Pascal Derrouet

Saint-Jean de Luz, Palangre & canne

Il y a quelques années, Pascal était le second du bateau d'Imanol Urgatemendia et le troisième matelot de l'équipage était Guillaume Chausse. La dream team de l'époque.
Aujourd'hui chacun a son propre bateau : Pascal a racheté celui d'Imanol qui a cassé un petit chalutier pour en faire un bolincheur de 12m et Guillaume patronne son propre bateau pour pêcher les merlus à la palangre.
La passation s'est bien passée selon les dires de Pascal : une magnifique sortie à l'hameçon et une pêche miraculeuse de louvine, le nom local donné au bar, le rêve de tout pêcheur à la ligne.

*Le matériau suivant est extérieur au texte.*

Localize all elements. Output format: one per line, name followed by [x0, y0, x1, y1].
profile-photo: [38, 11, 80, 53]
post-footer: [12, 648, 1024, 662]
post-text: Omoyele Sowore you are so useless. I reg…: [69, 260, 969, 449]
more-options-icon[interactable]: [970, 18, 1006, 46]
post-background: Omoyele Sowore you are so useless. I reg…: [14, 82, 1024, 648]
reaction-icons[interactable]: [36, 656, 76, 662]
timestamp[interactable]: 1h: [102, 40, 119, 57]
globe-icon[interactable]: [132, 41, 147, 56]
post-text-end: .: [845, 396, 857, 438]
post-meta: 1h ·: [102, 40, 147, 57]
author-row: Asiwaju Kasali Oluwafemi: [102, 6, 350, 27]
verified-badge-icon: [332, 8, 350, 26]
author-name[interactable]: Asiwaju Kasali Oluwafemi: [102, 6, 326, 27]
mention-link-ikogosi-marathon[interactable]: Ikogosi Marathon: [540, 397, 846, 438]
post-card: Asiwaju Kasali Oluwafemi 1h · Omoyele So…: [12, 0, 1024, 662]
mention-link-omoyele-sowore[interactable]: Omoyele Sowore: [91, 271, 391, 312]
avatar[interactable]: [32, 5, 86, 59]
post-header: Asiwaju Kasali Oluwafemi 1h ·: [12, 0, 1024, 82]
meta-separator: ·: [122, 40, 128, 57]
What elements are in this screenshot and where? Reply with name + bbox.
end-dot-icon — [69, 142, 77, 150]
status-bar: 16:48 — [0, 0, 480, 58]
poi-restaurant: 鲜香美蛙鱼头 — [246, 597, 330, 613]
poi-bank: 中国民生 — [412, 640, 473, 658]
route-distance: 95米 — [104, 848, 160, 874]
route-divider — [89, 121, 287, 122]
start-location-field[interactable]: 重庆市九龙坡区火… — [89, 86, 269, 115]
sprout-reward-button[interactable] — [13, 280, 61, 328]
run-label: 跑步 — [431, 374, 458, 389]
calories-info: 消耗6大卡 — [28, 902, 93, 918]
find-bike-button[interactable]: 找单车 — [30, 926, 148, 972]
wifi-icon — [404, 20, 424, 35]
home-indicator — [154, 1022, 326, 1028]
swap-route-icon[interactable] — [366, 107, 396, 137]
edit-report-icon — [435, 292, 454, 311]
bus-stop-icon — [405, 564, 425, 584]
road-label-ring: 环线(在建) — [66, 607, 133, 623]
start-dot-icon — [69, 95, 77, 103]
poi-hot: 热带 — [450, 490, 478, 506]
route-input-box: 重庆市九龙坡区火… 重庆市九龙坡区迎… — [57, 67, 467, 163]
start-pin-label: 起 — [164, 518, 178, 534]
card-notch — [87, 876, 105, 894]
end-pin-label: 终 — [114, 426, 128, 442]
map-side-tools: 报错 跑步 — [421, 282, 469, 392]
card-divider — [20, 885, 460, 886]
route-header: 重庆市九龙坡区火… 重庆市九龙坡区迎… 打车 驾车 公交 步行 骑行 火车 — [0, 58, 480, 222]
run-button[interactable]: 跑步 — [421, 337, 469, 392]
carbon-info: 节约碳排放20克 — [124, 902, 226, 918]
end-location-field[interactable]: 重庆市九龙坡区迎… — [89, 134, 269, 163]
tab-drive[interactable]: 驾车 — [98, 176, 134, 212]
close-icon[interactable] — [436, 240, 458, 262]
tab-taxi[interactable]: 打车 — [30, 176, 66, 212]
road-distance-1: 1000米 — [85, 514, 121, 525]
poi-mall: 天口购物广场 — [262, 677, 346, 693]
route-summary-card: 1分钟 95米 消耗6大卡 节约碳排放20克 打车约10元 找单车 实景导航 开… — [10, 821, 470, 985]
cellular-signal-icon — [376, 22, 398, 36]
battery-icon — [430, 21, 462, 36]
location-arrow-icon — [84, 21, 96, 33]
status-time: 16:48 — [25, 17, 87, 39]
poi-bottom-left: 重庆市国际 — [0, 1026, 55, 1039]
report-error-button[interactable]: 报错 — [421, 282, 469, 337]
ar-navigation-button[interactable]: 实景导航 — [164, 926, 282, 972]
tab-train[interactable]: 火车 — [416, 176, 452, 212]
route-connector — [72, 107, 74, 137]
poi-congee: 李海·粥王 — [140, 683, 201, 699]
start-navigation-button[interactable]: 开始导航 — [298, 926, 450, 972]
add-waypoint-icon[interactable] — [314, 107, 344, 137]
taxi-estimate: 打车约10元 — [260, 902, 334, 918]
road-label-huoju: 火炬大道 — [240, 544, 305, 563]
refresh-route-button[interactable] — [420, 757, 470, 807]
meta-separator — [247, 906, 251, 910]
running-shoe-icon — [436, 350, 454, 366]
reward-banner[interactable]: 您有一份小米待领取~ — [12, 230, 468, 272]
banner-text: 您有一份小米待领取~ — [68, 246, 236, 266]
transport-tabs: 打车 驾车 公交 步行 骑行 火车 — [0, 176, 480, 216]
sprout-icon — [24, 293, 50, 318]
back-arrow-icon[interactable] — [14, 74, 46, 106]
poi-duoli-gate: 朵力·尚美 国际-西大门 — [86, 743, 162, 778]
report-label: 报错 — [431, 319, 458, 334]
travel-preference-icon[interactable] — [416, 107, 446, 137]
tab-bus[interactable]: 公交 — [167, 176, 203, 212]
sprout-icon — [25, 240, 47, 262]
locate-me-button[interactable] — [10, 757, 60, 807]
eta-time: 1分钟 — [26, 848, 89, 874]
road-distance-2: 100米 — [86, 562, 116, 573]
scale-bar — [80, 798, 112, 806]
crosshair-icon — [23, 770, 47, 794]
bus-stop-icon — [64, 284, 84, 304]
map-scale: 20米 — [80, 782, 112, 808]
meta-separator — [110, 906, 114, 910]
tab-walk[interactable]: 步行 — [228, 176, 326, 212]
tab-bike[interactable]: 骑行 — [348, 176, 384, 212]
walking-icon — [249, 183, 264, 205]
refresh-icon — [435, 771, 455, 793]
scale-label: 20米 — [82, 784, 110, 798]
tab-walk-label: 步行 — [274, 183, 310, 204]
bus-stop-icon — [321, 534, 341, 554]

Il se raconte qu'avec cette sortie, Pascal a remboursé son emprunt pour le bateau d'un coup !! Ça grince des dents du côté d'Imanol, ils se chambrent volontiers mais l'amitié est restée inusable.
Et puis on embraye sur les histoires de pêche au thon germon, de longs récits qu'ils nous racontent autour d'un bon repas, jusqu'au petit matin.

Le merlu du gouf de Capbreton

C'est une des curiosités de la côte landaise, un canyon sous marin qui relie la côte landaise des fonds abyssaux du golfe de Gascogne , à plus de 1000m de profondeur. Grâce à ce relief sous la mer, Pascal et les autres ligneurs de Saint-Jean de Luz profitent d'une sacrée zone de pêche.
Avec son matelot, il cherche à caler ses palangres de fond sur les acores (chutes brusques de profondeur) tout le long du gouf. Ce sont des lignes de 2000 hameçons maximum, eschés d'un morceau de poisson.
Les hameçons se succèdent sur la ligne par alternance de poids et de flotteurs, permettant de légèrement survoler le fond. C'est à ces profondeurs que le merlu chasse, en remontant chasser de façon cyclique vers la surface la nuit et en replongeant la journée.
Lorsque les palangres sont remontées, les poissons sont décrochés vivants et glacés immédiatement. Souvent, Pascal rentre de marée avec 50 à 150kg de merlu, parfois accompagnés de quelques tacauds, sébastes, merlans bleus et congres ayant mordu sur les appats. Lorsqu'il ne prend pas que du merlu, ce sont des maquereaux qu'il remonte par grappes. Ils s'attaquent aux hameçons en pleine remontée des lignes. De véritables flèches d'argent d'une qualité impressionnante !

Qualité et diversité

Pêchés à l'hameçon, ces merlus n'ont rien à voir avec le poisson pêché au chalut au large et conservé plusieurs jours en cale avant le retour à terre. On redécouvre cette espèce fragile, sa texture et son goût ultra fin lorsqu'il est frais et bien traité à bord.
Au coeur de l'été, à partir de juillet, Pascal et son matelot stoppent la palangre de fond pour aller chasser les thons germons qui font irruption dans le golfe de Gascogne. Ce sont des campagnes de pêche de 2 à 3 jours où règnent la bonne ambiance entre marins, leur période préférée de l'année. Quelques heures de sommeil dans la cabine pour ne rater aucune chasse et lorsqu'elles surgissent à la surface de l'eau, les lignes de traine sont filées à l'arrière du bateau et les cannes sorties sur le pont.
Les poissons leurrés sont remontés vivants et immédiatement saignés, permettant la meilleure valorisation de ce grand prédateur de pleine mer. Dès le mois d'octobre, les thons s'écartent de la côte et Pascal reprend la saison de la palangre, une polyvalence qui lui permet d'assurer un bon revenu toute l'année tout en laissant à la ressource des périodes de repos biologique.

Durabilité

En limitant eux-même leur effort de pêche à 2000 hameçons par ligne et des poses à la journée, Pascal tout comme Guillaume ou Mataff, s'assurent de l'exploitation durable et parcimonieuse de la ressource. Non seulement ils permettent à la criée d'avoir des apports mesurés de merlu à chaque débarquement et donc de conserver des prix moyens les plus stables possibles, mais surtout ils s'assurent des sorties courtes et rentables sur le long terme où quantité ne prime pas sur qualité.
Les quelques 20 bateaux qui pratiquent ce métier ont su se démarquer avec un label local "merlu de ligne", certains pratiquant même l'Ikejime à l'abattage. Ils sont ainsi les garants du savoir-faire et de la gestion durable de la ressource.